Bazı geceler uyku problemi çekiyorum bu aralar. Geçtiğimiz hafta içi 22.00 maçlarından sonra bir gece yine uyuyamadım ve ne izlesem diye daldım Netflix'e. Önerilenler listesinde gördüm. Mini dizi kategorisindeydi Floransa'da başlıyordu, tatlı bir aşk hikayesidir izlerim diye düşünüp bastım oynatma butonuna. Bitirir bitirmez de ağlaya ağlaya günlüğüme yazmaya geldim :) buyursunlar dedikoduya...
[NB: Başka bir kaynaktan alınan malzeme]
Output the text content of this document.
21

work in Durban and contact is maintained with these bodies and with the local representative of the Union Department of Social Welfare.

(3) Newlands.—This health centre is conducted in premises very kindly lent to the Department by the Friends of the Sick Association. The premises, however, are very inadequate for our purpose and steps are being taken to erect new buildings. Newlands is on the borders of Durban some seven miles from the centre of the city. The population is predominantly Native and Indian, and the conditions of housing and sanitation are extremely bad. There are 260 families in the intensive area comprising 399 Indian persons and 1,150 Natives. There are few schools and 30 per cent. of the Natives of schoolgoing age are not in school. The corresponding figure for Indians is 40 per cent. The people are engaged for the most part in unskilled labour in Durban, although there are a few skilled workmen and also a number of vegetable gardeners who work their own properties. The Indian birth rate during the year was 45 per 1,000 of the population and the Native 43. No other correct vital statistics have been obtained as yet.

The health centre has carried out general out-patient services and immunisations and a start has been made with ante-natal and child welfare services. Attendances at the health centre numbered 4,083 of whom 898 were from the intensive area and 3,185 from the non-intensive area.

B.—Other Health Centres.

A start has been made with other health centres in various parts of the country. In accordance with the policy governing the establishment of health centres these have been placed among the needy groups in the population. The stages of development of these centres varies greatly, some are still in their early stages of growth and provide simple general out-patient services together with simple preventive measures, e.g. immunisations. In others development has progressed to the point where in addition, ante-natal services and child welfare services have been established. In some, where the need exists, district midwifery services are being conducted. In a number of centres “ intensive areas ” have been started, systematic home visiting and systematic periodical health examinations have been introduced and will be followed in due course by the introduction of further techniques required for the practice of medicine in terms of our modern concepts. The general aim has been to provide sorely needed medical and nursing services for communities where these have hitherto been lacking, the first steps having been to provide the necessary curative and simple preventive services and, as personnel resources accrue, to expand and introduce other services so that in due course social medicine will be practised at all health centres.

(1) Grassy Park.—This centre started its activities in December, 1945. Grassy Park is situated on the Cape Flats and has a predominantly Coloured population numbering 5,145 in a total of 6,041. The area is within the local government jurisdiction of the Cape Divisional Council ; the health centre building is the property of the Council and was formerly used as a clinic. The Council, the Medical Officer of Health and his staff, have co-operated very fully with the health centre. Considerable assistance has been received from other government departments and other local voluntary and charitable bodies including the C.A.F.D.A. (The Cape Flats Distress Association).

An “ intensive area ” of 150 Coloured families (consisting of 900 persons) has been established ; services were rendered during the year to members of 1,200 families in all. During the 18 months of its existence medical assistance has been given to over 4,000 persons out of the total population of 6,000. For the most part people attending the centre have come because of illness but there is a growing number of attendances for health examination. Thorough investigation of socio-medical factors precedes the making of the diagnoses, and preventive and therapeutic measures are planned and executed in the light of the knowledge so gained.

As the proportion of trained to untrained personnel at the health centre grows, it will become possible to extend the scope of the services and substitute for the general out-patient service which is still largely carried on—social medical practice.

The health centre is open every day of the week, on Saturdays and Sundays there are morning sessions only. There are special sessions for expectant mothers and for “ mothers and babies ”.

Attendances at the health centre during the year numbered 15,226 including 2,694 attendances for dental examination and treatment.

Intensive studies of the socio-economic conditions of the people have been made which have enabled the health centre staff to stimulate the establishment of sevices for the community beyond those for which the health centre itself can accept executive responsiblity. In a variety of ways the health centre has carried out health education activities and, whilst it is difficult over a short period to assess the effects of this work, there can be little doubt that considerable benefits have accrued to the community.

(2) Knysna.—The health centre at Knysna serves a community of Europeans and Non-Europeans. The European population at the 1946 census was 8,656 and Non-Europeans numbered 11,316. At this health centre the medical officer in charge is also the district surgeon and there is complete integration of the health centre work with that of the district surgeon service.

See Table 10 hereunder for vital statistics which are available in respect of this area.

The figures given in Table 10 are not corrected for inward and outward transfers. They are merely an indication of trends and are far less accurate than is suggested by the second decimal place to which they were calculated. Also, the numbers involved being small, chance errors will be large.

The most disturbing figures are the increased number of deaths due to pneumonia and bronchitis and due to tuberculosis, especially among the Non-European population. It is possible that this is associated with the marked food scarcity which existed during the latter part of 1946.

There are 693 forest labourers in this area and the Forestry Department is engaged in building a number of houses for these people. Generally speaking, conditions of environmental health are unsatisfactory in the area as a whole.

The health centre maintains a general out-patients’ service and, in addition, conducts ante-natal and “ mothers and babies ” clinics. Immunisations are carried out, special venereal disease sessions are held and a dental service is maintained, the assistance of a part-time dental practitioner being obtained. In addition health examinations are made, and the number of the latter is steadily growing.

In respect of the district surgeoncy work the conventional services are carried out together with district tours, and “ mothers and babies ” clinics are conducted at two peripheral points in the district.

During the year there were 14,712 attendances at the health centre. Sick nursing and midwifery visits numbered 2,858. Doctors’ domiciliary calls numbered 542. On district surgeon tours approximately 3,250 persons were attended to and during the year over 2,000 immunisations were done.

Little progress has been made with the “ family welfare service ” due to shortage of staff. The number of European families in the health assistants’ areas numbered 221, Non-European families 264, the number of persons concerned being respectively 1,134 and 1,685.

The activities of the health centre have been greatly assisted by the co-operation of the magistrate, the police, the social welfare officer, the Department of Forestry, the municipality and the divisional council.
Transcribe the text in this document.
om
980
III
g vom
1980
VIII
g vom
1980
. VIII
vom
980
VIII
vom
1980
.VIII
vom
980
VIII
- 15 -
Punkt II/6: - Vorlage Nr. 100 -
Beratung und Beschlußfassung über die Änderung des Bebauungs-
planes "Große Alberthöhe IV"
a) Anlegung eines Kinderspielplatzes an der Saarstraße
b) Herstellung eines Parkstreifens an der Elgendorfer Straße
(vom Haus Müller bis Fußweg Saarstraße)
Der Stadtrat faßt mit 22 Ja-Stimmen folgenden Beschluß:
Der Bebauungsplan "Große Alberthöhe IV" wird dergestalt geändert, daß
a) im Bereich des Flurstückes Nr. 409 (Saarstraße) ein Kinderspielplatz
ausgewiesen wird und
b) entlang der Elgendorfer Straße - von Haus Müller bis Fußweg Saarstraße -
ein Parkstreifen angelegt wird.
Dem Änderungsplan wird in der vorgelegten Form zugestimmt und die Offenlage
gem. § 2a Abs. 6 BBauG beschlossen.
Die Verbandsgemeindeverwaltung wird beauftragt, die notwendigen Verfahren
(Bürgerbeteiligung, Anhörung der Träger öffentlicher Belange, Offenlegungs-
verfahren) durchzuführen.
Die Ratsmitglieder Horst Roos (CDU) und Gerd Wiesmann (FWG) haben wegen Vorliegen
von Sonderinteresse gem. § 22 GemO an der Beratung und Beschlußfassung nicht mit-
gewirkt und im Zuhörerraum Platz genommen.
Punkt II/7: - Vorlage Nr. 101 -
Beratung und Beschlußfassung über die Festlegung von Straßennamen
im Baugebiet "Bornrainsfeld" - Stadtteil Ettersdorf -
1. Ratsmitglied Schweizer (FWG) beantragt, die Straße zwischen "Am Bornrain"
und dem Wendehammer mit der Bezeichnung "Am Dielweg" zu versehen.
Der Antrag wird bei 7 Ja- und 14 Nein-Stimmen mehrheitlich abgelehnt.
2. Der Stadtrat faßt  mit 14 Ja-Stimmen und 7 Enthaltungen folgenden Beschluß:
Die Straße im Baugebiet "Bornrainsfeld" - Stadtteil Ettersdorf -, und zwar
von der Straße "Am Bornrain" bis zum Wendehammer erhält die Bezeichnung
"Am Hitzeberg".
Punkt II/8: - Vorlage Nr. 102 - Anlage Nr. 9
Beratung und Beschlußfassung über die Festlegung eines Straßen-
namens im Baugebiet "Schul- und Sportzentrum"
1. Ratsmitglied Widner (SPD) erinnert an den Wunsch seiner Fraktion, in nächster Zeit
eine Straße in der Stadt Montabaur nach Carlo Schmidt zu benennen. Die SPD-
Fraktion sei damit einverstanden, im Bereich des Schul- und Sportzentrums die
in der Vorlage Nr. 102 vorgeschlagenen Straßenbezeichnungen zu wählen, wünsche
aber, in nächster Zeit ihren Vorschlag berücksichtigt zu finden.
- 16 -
Dizide yemek unsuru var, romantizm var, İtalyanca var, tüm çarpanlar onaylandı, zemin diziyi izlemeye ve güzel vakit geçirmeye uygun, evde de epey vakit geçirince dişime göre izleyecek bir şey buldum diye sevinmiştim. Eh film yerine dizi de olunca sürekliliği de olacaktı. Buraya kadar her şey şahane. Diziyi körlemesine açtım diyebilirim. Puanına, yorumlara, konusuna bile bakmadan. Neyse izlemeye başladım. Grey's Anatomy'nin çılgın İtalyan doktoru DeLuca'yı en tıraşlı haliyle ve nefis İtalyancasıyla izlemek gibi bir sürprizle de karşılaştım, keyfim yerinde. Derken dizinin erkek baş rolünün bacağında kanserli bir kitle bulunduğunu öğrendik. Haydaaa! Tam da bacağımı kırıp eve kapanmak durumunda kaldığım bu dönemde, hiç beklemediğim romantik komedi niyetiyle açtığım diziden çat diye tokadı yedim mi? Hayat bazen tuhaf sürprizler yapıyor insana. Tamam, kanserli kitle ile takriben birkaç ayda toparlanacağım bacak kırığını kıyaslamamalıyım farkındayım. Gel gelelim gecenin 2'sinde, herkesin uyuduğu ama benim uykusuz kaldığım bir gecede, ince ince sızlayan bir bacakla hasta psikolojisinden sıyrılıp makul düşünmem epey zor oldu. Diziyi duygusal olarak zorlanarak, duraklatıp yeniden başlatarak, bölümleri parça parça bölerek izleyip bitirdim.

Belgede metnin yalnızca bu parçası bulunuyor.